# Antler Growth Pictures from CuddeBack!!!!



## Pipeliner (Apr 5, 2004)

Hey Guys!!!!

I have had my Cuddeback in the woods all winter. And, I am beginning to get some pictures of antler growth and I thought I might share some Pictures with ya!!!! I will continue to post as I get them. All Small Bucks, but it will be fun to watch them grow... This first picture is May 18th, 2006... 
Stan


----------



## Pipeliner (Apr 5, 2004)




----------



## Pipeliner (Apr 5, 2004)




----------



## Pipeliner (Apr 5, 2004)




----------



## Pipeliner (Apr 5, 2004)




----------



## Pipeliner (Apr 5, 2004)




----------



## DaleM (Apr 5, 2004)

Very nice Stan. Can't wait to see what they look ike about Sept.


----------



## WB185Ranger (May 18, 2006)

Cool Pic's!!!!! :!


----------



## crittergitter (Jun 9, 2005)

I saw a buck today at Alum Creek that looked nearly identical to that one!

CG


----------



## bkr43050 (Apr 5, 2004)

My mother told me the other day that she saw a real big buck at here place recently. I didn't figure that the antlers would be far enough along to indicate a brute yet but her comments made me wonder just how big it may have been. Now seeing how your pics and how little they have extended out so far makes me wonder even more about the size on that one.
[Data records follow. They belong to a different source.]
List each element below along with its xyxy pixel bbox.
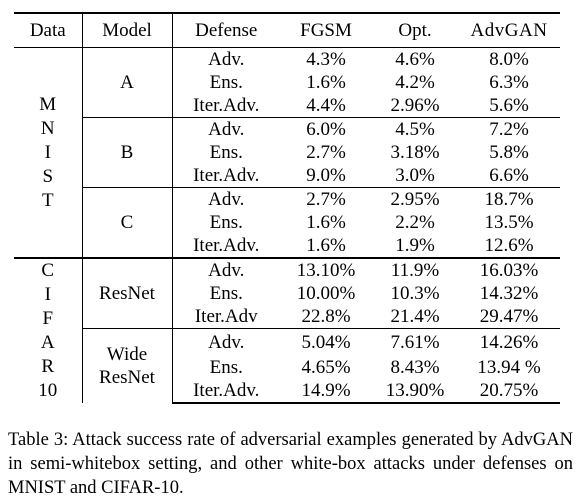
opt-cell: 3.18%	[390, 141, 440, 163]
header-row: Data Model Defense FGSM Opt. AdvGAN	[14, 13, 560, 48]
opt-cell: 4.2%	[395, 71, 435, 93]
table-row: Ens. 4.65% 8.43% 13.94 %	[14, 356, 560, 379]
header-advgan: AdvGAN	[470, 20, 548, 41]
advgan-cell: 14.26%	[458, 328, 560, 356]
dataset-name: C I F A R 10	[38, 260, 58, 401]
defense-cell: Iter.Adv.	[171, 379, 280, 404]
fgsm-cell: 6.0%	[280, 117, 372, 141]
defense-cell: Ens.	[171, 71, 280, 94]
model-label-b: B	[81, 117, 172, 188]
fgsm-cell: 4.4%	[306, 94, 346, 116]
defense-cell: Adv.	[171, 328, 280, 356]
dataset-name: M N I S T	[39, 93, 57, 211]
fgsm-cell: 1.6%	[306, 211, 346, 233]
defense-cell: Ens.	[171, 141, 280, 164]
header-model: Model	[81, 13, 172, 48]
defense-cell: Iter.Adv	[171, 305, 280, 329]
advgan-cell: 7.2%	[458, 117, 560, 141]
defense-cell: Ens.	[171, 211, 280, 234]
opt-cell: 4.6%	[372, 47, 458, 71]
defense-cell: Iter.Adv.	[171, 164, 280, 188]
table-row: C Adv. 2.7% 2.95% 18.7%	[14, 187, 560, 258]
fgsm-cell: 1.6%	[306, 234, 346, 256]
results-table: Data Model Defense FGSM Opt. AdvGAN M N …	[14, 12, 560, 404]
advgan-cell: 5.6%	[489, 94, 529, 116]
defense-cell: Adv.	[171, 117, 280, 141]
opt-cell: 8.43%	[390, 356, 440, 378]
defense-cell: Iter.Adv.	[171, 94, 280, 118]
fgsm-cell: 4.65%	[301, 356, 351, 378]
table-row: Ens. 1.6% 4.2% 6.3%	[14, 71, 560, 94]
defense-cell: Ens.	[171, 282, 280, 305]
advgan-cell: 20.75%	[458, 379, 560, 404]
model-label-resnet: ResNet	[81, 257, 172, 329]
advgan-cell: 12.6%	[484, 234, 534, 256]
advgan-cell: 16.03%	[458, 257, 560, 282]
header-opt: Opt.	[398, 20, 432, 41]
opt-cell: 2.2%	[395, 211, 435, 233]
table-row: Iter.Adv. 9.0% 3.0% 6.6%	[14, 164, 560, 188]
fgsm-cell: 13.10%	[280, 257, 372, 282]
table-row: Ens. 1.6% 2.2% 13.5%	[14, 211, 560, 234]
opt-cell: 13.90%	[372, 379, 458, 404]
advgan-cell: 14.32%	[479, 282, 539, 304]
opt-cell: 3.0%	[395, 164, 435, 186]
model-label-a: A	[81, 47, 172, 118]
advgan-cell: 6.3%	[489, 71, 529, 93]
fgsm-cell: 2.7%	[306, 141, 346, 163]
table-row: M N I S T A Adv. 4.3% 4.6% 8.0%	[14, 47, 560, 258]
opt-cell: 10.3%	[390, 282, 440, 304]
fgsm-cell: 9.0%	[306, 164, 346, 186]
advgan-cell: 18.7%	[458, 187, 560, 211]
fgsm-cell: 4.3%	[280, 47, 372, 71]
header-data: Data	[29, 20, 66, 41]
opt-cell: 2.96%	[390, 94, 440, 116]
advgan-cell: 5.8%	[489, 141, 529, 163]
fgsm-cell: 1.6%	[306, 71, 346, 93]
opt-cell: 4.5%	[372, 117, 458, 141]
table-row: Iter.Adv. 4.4% 2.96% 5.6%	[14, 94, 560, 118]
opt-cell: 2.95%	[372, 187, 458, 211]
opt-cell: 1.9%	[395, 234, 435, 256]
table-row: C I F A R 10 ResNet Adv. 13.10% 11.9% 16…	[14, 257, 560, 403]
advgan-cell: 13.94 %	[477, 356, 541, 378]
table-caption: Table 3: Attack success rate of adversar…	[8, 430, 573, 498]
opt-cell: 7.61%	[372, 328, 458, 356]
defense-cell: Adv.	[171, 257, 280, 282]
table-row: Ens. 10.00% 10.3% 14.32%	[14, 282, 560, 305]
table-row: Iter.Adv. 14.9% 13.90% 20.75%	[14, 379, 560, 404]
opt-cell: 11.9%	[372, 257, 458, 282]
defense-cell: Adv.	[171, 187, 280, 211]
table-row: Iter.Adv. 1.6% 1.9% 12.6%	[14, 234, 560, 258]
fgsm-cell: 22.8%	[301, 305, 351, 327]
fgsm-cell: 5.04%	[280, 328, 372, 356]
defense-cell: Adv.	[171, 47, 280, 71]
advgan-cell: 29.47%	[479, 305, 539, 327]
dataset-label-mnist: M N I S T	[14, 47, 82, 258]
table-row: Iter.Adv 22.8% 21.4% 29.47%	[14, 305, 560, 329]
table-row: B Adv. 6.0% 4.5% 7.2%	[14, 117, 560, 188]
table-row: Wide ResNet Adv. 5.04% 7.61% 14.26%	[14, 328, 560, 403]
model-label-wide-resnet: Wide ResNet	[81, 328, 172, 403]
header-defense: Defense	[171, 13, 280, 48]
results-table-container: Data Model Defense FGSM Opt. AdvGAN M N …	[14, 12, 560, 404]
fgsm-cell: 14.9%	[280, 379, 372, 404]
model-label-c: C	[81, 187, 172, 258]
table-row: Ens. 2.7% 3.18% 5.8%	[14, 141, 560, 164]
fgsm-cell: 10.00%	[296, 282, 356, 304]
fgsm-cell: 2.7%	[280, 187, 372, 211]
opt-cell: 21.4%	[390, 305, 440, 327]
defense-cell: Ens.	[171, 356, 280, 379]
advgan-cell: 13.5%	[484, 211, 534, 233]
advgan-cell: 8.0%	[458, 47, 560, 71]
defense-cell: Iter.Adv.	[171, 234, 280, 258]
dataset-label-cifar10: C I F A R 10	[14, 257, 82, 403]
advgan-cell: 6.6%	[489, 164, 529, 186]
header-fgsm: FGSM	[300, 20, 352, 41]
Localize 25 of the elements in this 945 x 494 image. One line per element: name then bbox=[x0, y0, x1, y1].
Thanks for posting the pictures. This is a time of the year that I don't often get out to watch the deer so I miss much of their growth cycle.


----------



## TritonBill (Apr 9, 2004)

Nice pictures Stan! I have the cameras out right now too so I hope to have some pictures for you all soon. Those are great quality photos.

Stan, you and I need to get together soon.


----------



## Fish-N-Fool (Apr 12, 2004)

Thanks for sharing - really neat!

bkr - don't discount your mother so fast. I've seen 30+ bucks in the last 2 weeks (I drive a looong way to work and back!) and I saw a real nice buck last week. He didn't extend all the way around with his main beams yet, but it was mostly there. He had well established G1s, G2s, and even the G3s were visible! His G2s were already in the 5-6 inch range!
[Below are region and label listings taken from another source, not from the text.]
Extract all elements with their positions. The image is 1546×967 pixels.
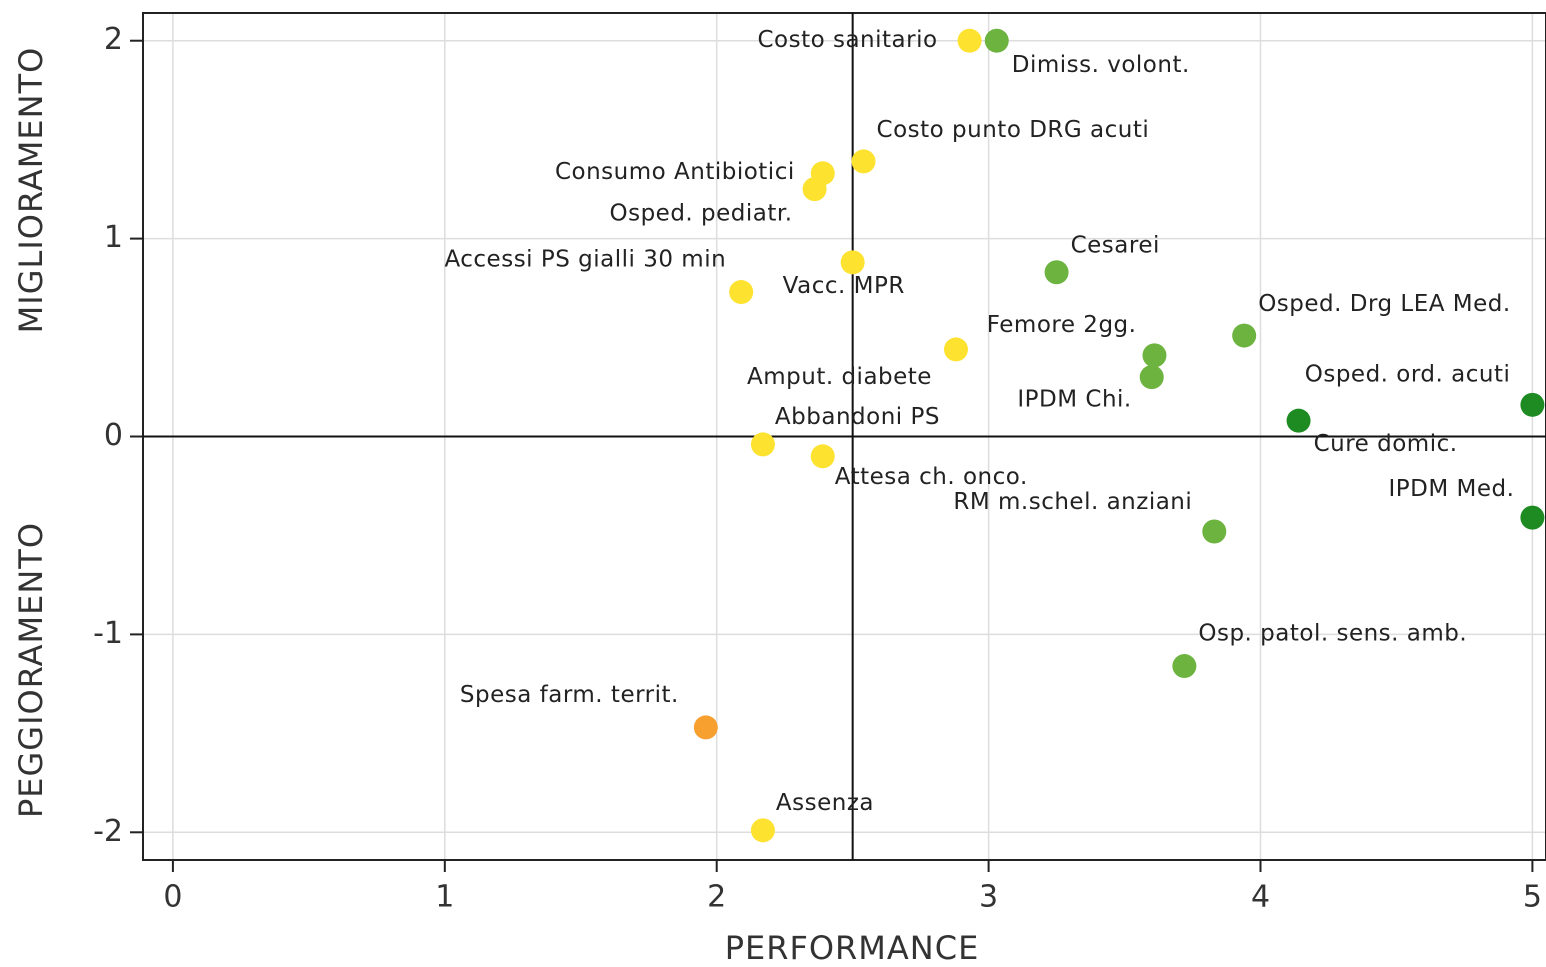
point	[693, 715, 718, 740]
point	[984, 28, 1009, 53]
point-label: Cure domic.	[1314, 431, 1458, 457]
y-axis-label-top: MIGLIORAMENTO	[12, 47, 50, 334]
point	[1172, 654, 1197, 679]
point	[943, 337, 968, 362]
point-label: Spesa farm. territ.	[460, 682, 679, 708]
point-label: IPDM Med.	[1388, 476, 1514, 502]
point	[750, 818, 775, 843]
point-label: Abbandoni PS	[775, 404, 940, 430]
point-label: Assenza	[776, 790, 874, 816]
point	[851, 149, 876, 174]
y-tick-label: 1	[104, 220, 123, 255]
point	[840, 250, 865, 275]
point	[1142, 343, 1167, 368]
x-tick-label: 0	[163, 880, 182, 915]
point	[1232, 323, 1257, 348]
y-tick-label: 0	[104, 418, 123, 453]
point	[802, 177, 827, 202]
x-tick-label: 4	[1251, 880, 1270, 915]
x-tick-label: 1	[435, 880, 454, 915]
point	[729, 280, 754, 305]
y-tick-label: -2	[93, 814, 123, 849]
point	[1044, 260, 1069, 285]
point	[1520, 505, 1545, 530]
point	[810, 444, 835, 469]
point-label: Dimiss. volont.	[1012, 52, 1190, 78]
point-label: Costo sanitario	[757, 27, 937, 53]
point	[750, 432, 775, 457]
x-tick-label: 3	[979, 880, 998, 915]
point-label: Femore 2gg.	[987, 312, 1137, 338]
point-label: Consumo Antibiotici	[555, 159, 795, 185]
x-tick-label: 2	[707, 880, 726, 915]
x-axis-label: PERFORMANCE	[725, 929, 980, 967]
point-label: Vacc. MPR	[783, 273, 905, 299]
point	[1520, 392, 1545, 417]
point-label: Osped. Drg LEA Med.	[1258, 291, 1511, 317]
point	[1286, 408, 1311, 433]
point	[957, 28, 982, 53]
y-tick-label: -1	[93, 616, 123, 651]
point-label: Costo punto DRG acuti	[877, 117, 1150, 143]
point-label: Accessi PS gialli 30 min	[444, 247, 726, 273]
point	[1202, 519, 1227, 544]
point-label: Osp. patol. sens. amb.	[1198, 621, 1467, 647]
point-label: Cesarei	[1071, 233, 1160, 259]
point-label: Amput. diabete	[747, 364, 932, 390]
y-axis-label-bottom: PEGGIORAMENTO	[12, 522, 50, 818]
point-label: Osped. ord. acuti	[1305, 361, 1511, 387]
y-tick-label: 2	[104, 22, 123, 57]
point-label: Attesa ch. onco.	[835, 464, 1028, 490]
point-label: Osped. pediatr.	[610, 201, 793, 227]
point	[1139, 365, 1164, 390]
point-label: IPDM Chi.	[1017, 387, 1131, 413]
x-tick-label: 5	[1523, 880, 1542, 915]
point-label: RM m.schel. anziani	[953, 489, 1192, 515]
I will admit out of those 30 deer in velvet, this guy was by far the most developed I saw, but I saw a handfull with more growth than the little feller in the pictures posted here. 

It will come as no shock I have been seeing a large group of bucks together
(the same group the big guy was in) in an urban area populated with $300,000 to $500,000 homes. Lots of cover in the area as they built these homes in the woods. If a guy could get permission with a bow he'd be set; I see the deer thick there all year round.


----------



## bkr43050 (Apr 5, 2004)

I knew when Mom made the comment that she was not able to tell how many points it had that it probably had developed beyond G2's. That was when I started paying attention to what she was saying.


----------



## ohiobassman (May 18, 2005)

i saw a buck groundhog hunting tonight that was absolutely huge for this time of year....he was with two other small bucks...he only had about 2 inch tines so far but his spread was at least 22 inches wide....no @*&$


----------



## halfrack (Oct 13, 2004)

Well was out driving around where i hunt sunday evenning..Last time there 3 weeks ago saw all does,this time saw 90% bucks i was glad i went out.I saw 11 bucks around diferent parts of the property.Three of them were shooters and they haven t finshed growing yet.When do they usually stop growing?The rest were spikes ,4pts and 6s.I tried to get some pics but too far for my camera.


----------



## Fishstix (Aug 16, 2005)

Cool Pic! It is about that time of the year that I start to get the itch! Last week, I saw 1 buck near County Line Road in Westerville. Then on the 4th, a buddy and I were coming back from Alum Reservoir and saw 5 bucks standing in a soy bean field. We got a good look at them considering they were about 30 yards from the road. One of the bucks was a nice 8 or 10. I understand they still have time to grow, but that one sure will make a dandy come October. I need to head up to my property in the next couple of weeks to do some scouting. Should be a good year since we only took 1 off our property last season.


----------